Resuller gözetim altında tutularak, hataları düzeltilmiş ve gaybi yardımlarla desteklenmişlerdir (9)

ABDULHAKİM BEYAZYÜZ

Rahman ve Rahim olan Allah’ın adıyla. Yüce Allah’a hamd, sevgili Resulüne selam olsun. Bu yazımızda peygamberlerin Resul olmasından kaynaklanan özelliklerini tespit etmeye devam edeceğiz.

ı-) Peygamberler; Allah’ın Resulleri olmaları nedeni ile insanların en iyilerinden seçilmiş, gözetim altında tutulmuş ve içine düştükleri ufak tefek kusurlar da hemen düzeltilmiştir.

Peygamberlerin gözetim altında tutulduğu ve düştükleri hataların düzeltildiğini ortaya koyan bazı ayeti kerimeler:

“Eğer Peygamber bize atfen bazı sözler uydurmaya kalkışsaydı, elbette onu bundan dolayı kıskıvrak yakalardık; sonra da onun şah (can) damarını keser atardık. Hiçbiriniz buna engel de olamazdınız.[1]
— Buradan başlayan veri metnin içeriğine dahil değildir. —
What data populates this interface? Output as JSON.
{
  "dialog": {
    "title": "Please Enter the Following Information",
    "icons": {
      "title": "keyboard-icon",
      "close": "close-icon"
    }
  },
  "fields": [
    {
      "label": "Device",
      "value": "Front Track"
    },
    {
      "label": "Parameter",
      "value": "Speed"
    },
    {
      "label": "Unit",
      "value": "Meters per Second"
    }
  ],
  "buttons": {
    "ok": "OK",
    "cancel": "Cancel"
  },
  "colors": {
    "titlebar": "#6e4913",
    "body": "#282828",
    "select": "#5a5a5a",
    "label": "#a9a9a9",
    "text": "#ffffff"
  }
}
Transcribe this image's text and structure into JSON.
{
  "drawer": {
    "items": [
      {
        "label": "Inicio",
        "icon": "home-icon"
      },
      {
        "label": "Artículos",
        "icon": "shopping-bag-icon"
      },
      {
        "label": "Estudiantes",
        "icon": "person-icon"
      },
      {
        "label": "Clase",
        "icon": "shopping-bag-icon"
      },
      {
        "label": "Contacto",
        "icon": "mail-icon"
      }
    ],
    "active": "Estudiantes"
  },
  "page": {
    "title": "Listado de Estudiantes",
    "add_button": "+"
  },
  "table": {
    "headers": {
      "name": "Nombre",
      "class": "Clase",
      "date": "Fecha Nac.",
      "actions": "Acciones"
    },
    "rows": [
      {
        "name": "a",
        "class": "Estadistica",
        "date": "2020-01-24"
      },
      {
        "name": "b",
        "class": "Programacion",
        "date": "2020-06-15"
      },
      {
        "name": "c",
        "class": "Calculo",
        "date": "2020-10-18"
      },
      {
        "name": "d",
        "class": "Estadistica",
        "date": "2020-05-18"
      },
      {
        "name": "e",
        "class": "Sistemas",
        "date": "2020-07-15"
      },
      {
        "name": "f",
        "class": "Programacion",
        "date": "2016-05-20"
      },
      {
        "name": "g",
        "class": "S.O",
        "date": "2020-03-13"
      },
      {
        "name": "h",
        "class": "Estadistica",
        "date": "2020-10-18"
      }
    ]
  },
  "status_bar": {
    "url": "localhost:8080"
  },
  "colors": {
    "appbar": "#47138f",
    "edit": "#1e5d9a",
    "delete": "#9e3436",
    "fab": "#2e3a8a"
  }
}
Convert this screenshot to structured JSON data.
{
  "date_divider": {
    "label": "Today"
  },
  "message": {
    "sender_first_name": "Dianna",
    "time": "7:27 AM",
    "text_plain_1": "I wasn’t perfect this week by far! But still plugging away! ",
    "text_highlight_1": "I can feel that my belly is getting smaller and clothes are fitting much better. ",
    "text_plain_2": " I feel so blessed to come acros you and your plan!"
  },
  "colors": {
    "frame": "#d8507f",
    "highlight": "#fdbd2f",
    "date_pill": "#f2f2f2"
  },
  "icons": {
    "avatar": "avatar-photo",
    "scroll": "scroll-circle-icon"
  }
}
 “Bil ki Allah’tan başka hiçbir ilâh yoktur. Hem kendinin, hem de inanmış erkek ve kadınların günahlarının bağışlanmasını dile! Allah, gezip dolaştığınız yeri de, içinde kalacağınız yeri de bilir.”[2]

“Şüphesiz biz sana apaçık bir fetih ihsan ettik. Ta ki Allah, senin geçmiş ve gelecek günahlarını bağışlasın, sana olan nimetini tamamlasın, seni doğru yola iletsin ve Allah sana, şanlı bir zaferle yardım etsin.”[3]

“(Peygamber), âmânın kendisine gelmesinden ötürü yüzünü ekşitti ve çevirdi. (Resulüm! Onun halini) sana kim bildirdi! Belki o temizlenecek yahut öğüt alacak da o öğüt ona fayda verecek. Kendini (sana) muhtaç görmeyene gelince, sen ona yöneliyorsun. Oysaki onun temizlenip arınmasından sen sorumlu değilsin. Fakat koşarak ve (Allah'tan) korkarak sana gelenle de ilgilenmiyorsun. Hayır! (Böyle yapman doğru değil.) Çünkü o (Kur'an) bir öğüttür. Dileyen ondan öğüt alır.”[4]

“Ve (Musa), halkının [şehirde olup bitenden] habersiz [evlerinde oturdukları bir gün]  şehre indi; ve biri kendi halkından (İbranilerden), ötekisi düşmanlarından (Mısırlılardan) olan iki adamın birbiriyle kavga ettiğini gördü. Kendi halkından olan kişi düşman tarafından olan kişiye karşı o'nu yardıma çağırdı; bunun üzerine Musa onu yumrukla devirip işini bitirdi. [Ama hemen sonra kendi kendine:] “Bu düpedüz Şeytan'ın işi!” dedi, “Doğrusu o [insanı] yoldan çıkaran apaçık bir düşmandır!” [5]

“Allah seni affetsin; doğru söyleyenler sana açıkça belli oluncaya ve yalancıları da öğreninceye kadar niye onlara izin verdin? Allah'a ve ahiret gününe iman edenler, mallarıyla ve canlarıyla cihat etmekten (kaçınmak için) senden izin istemezler. Allah takva sahiplerini bilendir. Senden ancak izin isteyenler, Allah'a ve ahiret gününe iman etmeyenler, kalpleri şüpheye düşenlerdir. Onlar, şüpheleri içinde bocalayıp dururlar. “[6]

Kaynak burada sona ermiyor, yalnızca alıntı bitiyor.